Auth, caching, and cost controls
Use the same OAuth2/JWT across both. For REST, cache GETs by URL and ETag. For GraphQL, enable persisted queries, response caching by key, and complexity limits.

- Field-level permissions: In GraphQL, attach auth directives to types like Invoice.total or Customer.ssn.
- Rate fairness: Cap GraphQL by weighted cost, REST by requests per route.
- N+1 kills: Add dataloader resolvers and batch to the DB; watch p95.
Patterns on the generator
Our templates expose REST for commands and GraphQL for reads. The codegen produces /invoices, /payments, plus a finance graph with Invoice, PaymentIntent, and DunningPolicy.
- Mobile customer portal: GraphQL powers a "My Billing" screen with edges: customer → invoices → lastPayment.
- Accounting export: REST GET /invoices?modified_since=... streams NDJSON to your data lake reliably.
Migration playbook
- Start REST for external contracts. Layer a read-only GraphQL gateway.

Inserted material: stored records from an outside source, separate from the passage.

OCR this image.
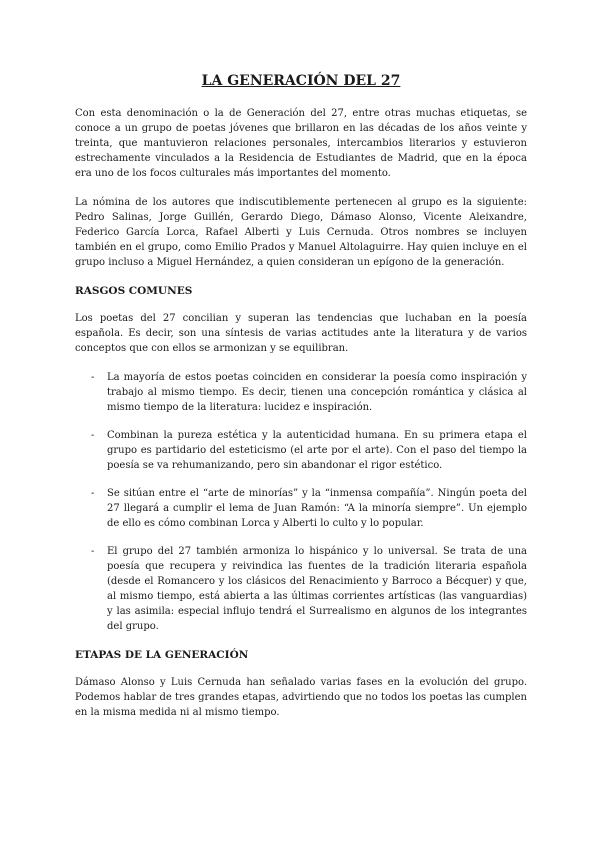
LA GENERACIÓN DEL 27

Con esta denominación o la de Generación del 27, entre otras muchas etiquetas, se conoce a un grupo de poetas jóvenes que brillaron en las décadas de los años veinte y treinta, que mantuvieron relaciones personales, intercambios literarios y estuvieron estrechamente vinculados a la Residencia de Estudiantes de Madrid, que en la época era uno de los focos culturales más importantes del momento.

La nómina de los autores que indiscutiblemente pertenecen al grupo es la siguiente: Pedro Salinas, Jorge Guillén, Gerardo Diego, Dámaso Alonso, Vicente Aleixandre, Federico García Lorca, Rafael Alberti y Luis Cernuda. Otros nombres se incluyen también en el grupo, como Emilio Prados y Manuel Altolaguirre. Hay quien incluye en el grupo incluso a Miguel Hernández, a quien consideran un epígono de la generación.

RASGOS COMUNES

Los poetas del 27 concilian y superan las tendencias que luchaban en la poesía española. Es decir, son una síntesis de varias actitudes ante la literatura y de varios conceptos que con ellos se armonizan y se equilibran.

- La mayoría de estos poetas coinciden en considerar la poesía como inspiración y trabajo al mismo tiempo. Es decir, tienen una concepción romántica y clásica al mismo tiempo de la literatura: lucidez e inspiración.
- Combinan la pureza estética y la autenticidad humana. En su primera etapa el grupo es partidario del esteticismo (el arte por el arte). Con el paso del tiempo la poesía se va rehumanizando, pero sin abandonar el rigor estético.
- Se sitúan entre el “arte de minorías” y la “inmensa compañía”. Ningún poeta del 27 llegará a cumplir el lema de Juan Ramón: “A la minoría siempre”. Un ejemplo de ello es cómo combinan Lorca y Alberti lo culto y lo popular.
- El grupo del 27 también armoniza lo hispánico y lo universal. Se trata de una poesía que recupera y reivindica las fuentes de la tradición literaria española (desde el Romancero y los clásicos del Renacimiento y Barroco a Bécquer) y que, al mismo tiempo, está abierta a las últimas corrientes artísticas (las vanguardias) y las asimila: especial influjo tendrá el Surrealismo en algunos de los integrantes del grupo.
ETAPAS DE LA GENERACIÓN

Dámaso Alonso y Luis Cernuda han señalado varias fases en la evolución del grupo. Podemos hablar de tres grandes etapas, advirtiendo que no todos los poetas las cumplen en la misma medida ni al mismo tiempo.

- Introduce persisted GraphQL queries to freeze payloads for critical screens.
- Move list endpoints to GraphQL when clients need joins or cursor pagination.
- Keep payment mutations in REST for auditable idempotency keys.
Decision checklist
- Do consumers need joins and selective fields? GraphQL.
- Do auditors demand versioned, verb-aligned calls? REST.
- Is latency dominated by chatty screens? GraphQL with persisted queries.
- Are partner SLAs per endpoint? REST with clear quotas.
Observability and testing
Instrument both styles with trace IDs, input/output sampling, and synthetic checks. For GraphQL, log operation names and costs; for REST, log route and status buckets. Our generator scaffolds Playwright tests and contract tests so teams ship safely faster.